I think this may already exist as Slashdot but with less reliable editors, Paul.
From what I understand, cleansing diets are mostly for people with health/digestive issues. Instead, this company markets to out of shape, over weight people who live a sedentary life and are looking for a drastic miracle water solution to cure their problems. They promote it as a miracle water solution that will have you “finally fitting into your ’skinny’ jeans.”
Of course consuming 1,200 calories/day for 3 weeks will have you losing weight. You’re starving yourself, doing something that would kill you if done for an extended period of time. Then once you get back to the lifestyle you’re accustomed to, you’ll gain the weight right back.
I guarantee that people who make a habit of healthy eating and portion control, combined with daily heart-pumping aerobic exercise will feel and look much better then this or any other 5 minute abs program or fad diet.
For anyone that really is committed to changing their lifestyle and getting fit, but doesn’t know where to start, I recommend the p90x program.
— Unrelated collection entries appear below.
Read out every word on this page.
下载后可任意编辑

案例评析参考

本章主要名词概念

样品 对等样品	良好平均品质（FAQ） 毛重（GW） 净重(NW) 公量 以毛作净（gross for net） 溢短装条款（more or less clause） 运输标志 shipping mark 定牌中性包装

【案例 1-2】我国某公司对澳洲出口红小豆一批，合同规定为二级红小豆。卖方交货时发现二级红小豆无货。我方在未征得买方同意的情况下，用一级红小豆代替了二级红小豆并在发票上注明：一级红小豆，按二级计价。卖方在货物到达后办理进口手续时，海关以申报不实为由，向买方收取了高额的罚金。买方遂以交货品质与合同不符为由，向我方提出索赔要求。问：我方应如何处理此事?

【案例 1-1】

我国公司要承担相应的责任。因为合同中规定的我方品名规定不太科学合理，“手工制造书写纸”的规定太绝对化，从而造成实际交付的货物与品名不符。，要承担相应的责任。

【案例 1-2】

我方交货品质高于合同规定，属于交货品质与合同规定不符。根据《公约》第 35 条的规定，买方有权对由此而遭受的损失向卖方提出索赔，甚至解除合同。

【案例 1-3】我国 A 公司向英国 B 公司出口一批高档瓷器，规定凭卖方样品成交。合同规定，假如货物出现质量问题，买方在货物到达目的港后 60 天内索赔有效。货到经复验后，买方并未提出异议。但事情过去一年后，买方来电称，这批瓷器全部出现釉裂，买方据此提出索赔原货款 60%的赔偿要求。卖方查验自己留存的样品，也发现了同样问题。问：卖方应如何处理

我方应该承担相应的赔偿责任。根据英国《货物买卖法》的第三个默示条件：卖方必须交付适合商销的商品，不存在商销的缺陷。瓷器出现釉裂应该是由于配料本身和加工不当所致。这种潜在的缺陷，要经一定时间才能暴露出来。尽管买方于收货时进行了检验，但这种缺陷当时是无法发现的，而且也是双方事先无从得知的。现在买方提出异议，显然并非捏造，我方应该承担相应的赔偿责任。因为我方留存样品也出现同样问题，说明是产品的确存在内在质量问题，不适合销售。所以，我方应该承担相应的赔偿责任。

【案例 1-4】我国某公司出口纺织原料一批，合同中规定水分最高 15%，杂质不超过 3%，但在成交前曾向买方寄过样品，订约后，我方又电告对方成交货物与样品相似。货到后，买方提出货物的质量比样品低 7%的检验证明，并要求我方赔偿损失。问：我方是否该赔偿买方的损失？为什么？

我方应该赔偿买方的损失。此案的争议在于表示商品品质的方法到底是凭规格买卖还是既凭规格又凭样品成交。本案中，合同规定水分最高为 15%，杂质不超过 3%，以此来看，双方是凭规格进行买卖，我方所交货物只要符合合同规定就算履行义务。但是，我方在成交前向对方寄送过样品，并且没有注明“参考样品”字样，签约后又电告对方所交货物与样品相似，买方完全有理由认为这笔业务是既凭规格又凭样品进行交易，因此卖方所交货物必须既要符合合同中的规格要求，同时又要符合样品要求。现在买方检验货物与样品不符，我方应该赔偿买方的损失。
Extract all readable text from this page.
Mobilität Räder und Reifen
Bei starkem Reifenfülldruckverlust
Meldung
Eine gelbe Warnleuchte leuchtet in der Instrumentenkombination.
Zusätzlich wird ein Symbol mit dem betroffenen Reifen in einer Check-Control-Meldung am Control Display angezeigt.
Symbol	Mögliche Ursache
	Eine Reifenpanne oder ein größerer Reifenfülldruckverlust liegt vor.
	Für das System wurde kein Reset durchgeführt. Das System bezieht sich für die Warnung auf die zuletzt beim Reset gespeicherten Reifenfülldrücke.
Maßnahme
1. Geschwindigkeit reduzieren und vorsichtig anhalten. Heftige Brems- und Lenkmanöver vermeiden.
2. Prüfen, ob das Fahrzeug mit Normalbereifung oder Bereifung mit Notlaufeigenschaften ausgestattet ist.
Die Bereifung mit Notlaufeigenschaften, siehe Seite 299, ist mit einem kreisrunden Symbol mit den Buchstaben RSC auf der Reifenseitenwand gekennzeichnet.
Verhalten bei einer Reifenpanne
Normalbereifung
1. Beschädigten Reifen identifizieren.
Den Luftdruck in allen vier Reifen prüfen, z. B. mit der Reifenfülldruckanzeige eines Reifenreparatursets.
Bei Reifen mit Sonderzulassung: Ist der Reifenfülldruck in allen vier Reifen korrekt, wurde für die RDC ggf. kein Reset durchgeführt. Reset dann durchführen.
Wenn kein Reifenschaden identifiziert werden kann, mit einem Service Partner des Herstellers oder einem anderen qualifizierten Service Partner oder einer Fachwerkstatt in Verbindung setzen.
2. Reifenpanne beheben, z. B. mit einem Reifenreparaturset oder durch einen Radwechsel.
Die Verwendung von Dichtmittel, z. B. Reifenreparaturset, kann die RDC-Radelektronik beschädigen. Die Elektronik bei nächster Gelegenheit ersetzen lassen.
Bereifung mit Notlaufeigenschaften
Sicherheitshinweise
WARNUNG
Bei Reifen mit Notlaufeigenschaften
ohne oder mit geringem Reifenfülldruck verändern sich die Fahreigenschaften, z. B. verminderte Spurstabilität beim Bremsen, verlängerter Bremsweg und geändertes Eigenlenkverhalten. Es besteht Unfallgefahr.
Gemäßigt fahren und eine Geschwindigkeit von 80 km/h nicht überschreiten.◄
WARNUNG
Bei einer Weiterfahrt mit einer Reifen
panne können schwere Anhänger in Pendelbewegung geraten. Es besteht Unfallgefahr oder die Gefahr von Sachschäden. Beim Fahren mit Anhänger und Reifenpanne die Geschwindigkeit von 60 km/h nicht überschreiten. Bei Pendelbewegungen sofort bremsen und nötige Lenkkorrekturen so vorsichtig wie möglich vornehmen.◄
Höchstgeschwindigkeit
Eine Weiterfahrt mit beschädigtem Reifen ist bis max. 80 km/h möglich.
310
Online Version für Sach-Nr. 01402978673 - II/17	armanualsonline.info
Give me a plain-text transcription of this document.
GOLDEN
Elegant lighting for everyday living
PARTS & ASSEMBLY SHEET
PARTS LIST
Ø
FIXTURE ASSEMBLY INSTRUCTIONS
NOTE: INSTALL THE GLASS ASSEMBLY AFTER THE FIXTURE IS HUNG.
I’ve seen the dvd’s and they will definitely have you shedding body fat away, while improving your overall strength and fitness. They’ll kick your butt like a highschool wrestling or gymnastics workout and the endorphin boost will leave you feeling great.
It’s three days, not three weeks. Three weeks would kill me.
From your last post: “I don’t know about you, but I give this ridiculously misguided experiment three weeks.”
What’s the deal with the number three?
JESUS CHRIST MAN, say it is a bullshit waste of money right now! Make fun of believers right now! You could drink any frigging juice & with some false hope & a desire to maintain p2p chumminess & total loss of respect for technology and science, you could still prevaricate like this.
Gah. What a wimp.
Sir Paul!
Your insides must be retched and ulcerous after switching from your juice cleanse experiment to the depths of a serious Diet Coke binge!
I think in the ~12 hours I saw you on “the beach” (with the geeks, as I was one), you seemed to have downed at least a case of the stuff. (At breakfast too, no less!)
Anyway, good to see you down there, mate. Good times. Wish we had more time to debate the good stuff.
Hope to see you again soon. In fact, if you’re around on 8.12? Please my guest @ the next SF New Tech (http://812sfnew....eventbrite.com) — ping me for a comp code!
And readers, don’t be fooled: the sheer verbosity and pithy nature Paul exhibits in his column only slightly mirrors his real world persona. He was pretty much a dick the entire time — versus only in every other paragraph.
Cheers,
Myles
This post reminds me of this link I came across on Hacker News recently:
“Can you trust TechCrunch enough to share their stories?”
http://www.kull...-enough-to.html
Nice blog post.
Good to meet you Paul. Enjoy the juice.
http://www.rmutp.ac.th
It’s alright to have several small politically-bent news aggregators but I think having mainstream news aggregators politically-bent-and-proud will just turn journalism into cheerleaders of political sports and push polarization beyond point of return.